Armut: So viele Menschen in Deutschland gelten als arm
Deutschland zählt zu den weltweit wohlhabendsten Ländern. Trotzdem gilt inzwischen fast jeder Sechste als arm. Das sind die Hintergründe.
Armut in Deutschland ist keine beschränkte Angelegenheit, sondern eine Realität für Millionen von Menschen. Verschiedene Bevölkerungsgruppen haben ein höheres Risiko, arm zu werden. Die Definition von Armut hängt von der Perspektive ab. Die Wirtschaftsforschung misst materielle Armut oft am Einkommen und setzt eine Armutsgrenze von weniger als 60 Prozent des mittleren Einkommens (Medianwert) eines Landes.
In Deutschland sind derzeit 16,1 Prozent der Bevölkerung, also etwa 13,3 Millionen Menschen, von Armut bedroht – eine Quote, die sich seit 2024 leicht erhöht hat.
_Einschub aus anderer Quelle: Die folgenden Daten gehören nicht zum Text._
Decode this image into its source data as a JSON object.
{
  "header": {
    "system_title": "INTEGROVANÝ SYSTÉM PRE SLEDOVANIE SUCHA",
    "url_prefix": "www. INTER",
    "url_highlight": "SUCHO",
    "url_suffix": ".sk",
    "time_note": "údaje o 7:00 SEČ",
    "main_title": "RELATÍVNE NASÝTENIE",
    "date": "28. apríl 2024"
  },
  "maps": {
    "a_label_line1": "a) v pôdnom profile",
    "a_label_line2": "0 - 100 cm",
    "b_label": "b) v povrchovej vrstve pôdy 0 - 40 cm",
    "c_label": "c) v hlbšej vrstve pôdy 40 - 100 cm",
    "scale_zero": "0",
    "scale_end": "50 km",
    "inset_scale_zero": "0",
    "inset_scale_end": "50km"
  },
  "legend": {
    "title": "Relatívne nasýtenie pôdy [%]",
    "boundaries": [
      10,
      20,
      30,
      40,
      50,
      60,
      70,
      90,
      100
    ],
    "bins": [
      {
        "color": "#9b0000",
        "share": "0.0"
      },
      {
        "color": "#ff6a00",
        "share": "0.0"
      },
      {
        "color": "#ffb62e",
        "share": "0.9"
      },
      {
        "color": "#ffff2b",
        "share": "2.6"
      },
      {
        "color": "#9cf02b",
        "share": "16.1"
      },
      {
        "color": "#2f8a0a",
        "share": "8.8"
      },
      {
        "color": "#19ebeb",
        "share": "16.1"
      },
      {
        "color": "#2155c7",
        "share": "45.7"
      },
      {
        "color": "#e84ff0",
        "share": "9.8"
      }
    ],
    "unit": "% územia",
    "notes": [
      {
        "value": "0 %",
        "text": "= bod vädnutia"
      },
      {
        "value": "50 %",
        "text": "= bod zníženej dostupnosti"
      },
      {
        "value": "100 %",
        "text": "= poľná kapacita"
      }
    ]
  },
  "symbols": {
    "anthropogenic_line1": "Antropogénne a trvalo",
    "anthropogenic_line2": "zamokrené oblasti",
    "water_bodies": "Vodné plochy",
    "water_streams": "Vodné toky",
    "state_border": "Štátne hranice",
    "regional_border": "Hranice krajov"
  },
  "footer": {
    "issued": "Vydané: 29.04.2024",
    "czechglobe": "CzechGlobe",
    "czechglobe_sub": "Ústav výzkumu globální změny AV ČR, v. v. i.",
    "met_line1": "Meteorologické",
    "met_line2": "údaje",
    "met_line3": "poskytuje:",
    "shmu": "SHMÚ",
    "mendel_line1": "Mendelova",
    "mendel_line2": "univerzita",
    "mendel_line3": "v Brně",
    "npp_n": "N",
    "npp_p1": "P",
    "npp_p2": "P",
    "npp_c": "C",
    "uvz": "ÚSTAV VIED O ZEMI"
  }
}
Bestimmte Gruppen sind besonders gefährdet. Alleinerziehende und junge Erwachsene haben eine Armutsquote von jeweils 28,9 Prozent und 30,3 Prozent, was bedeutet, dass jede dritte Person in diesen Gruppen betroffen ist. Rentner, insbesondere ältere Frauen, sind ebenfalls stark von Armut betroffen. In Bremen erreicht die Armutsquote 27,5 Prozent, was die höchste Quote Deutschlands macht.
In Bayern ist die Quote am niedrigsten mit 12,6 Prozent und es besteht ein wachsender Abstand zwischen den Bundesländern mit der niedrigsten und der höchsten Armutsquote.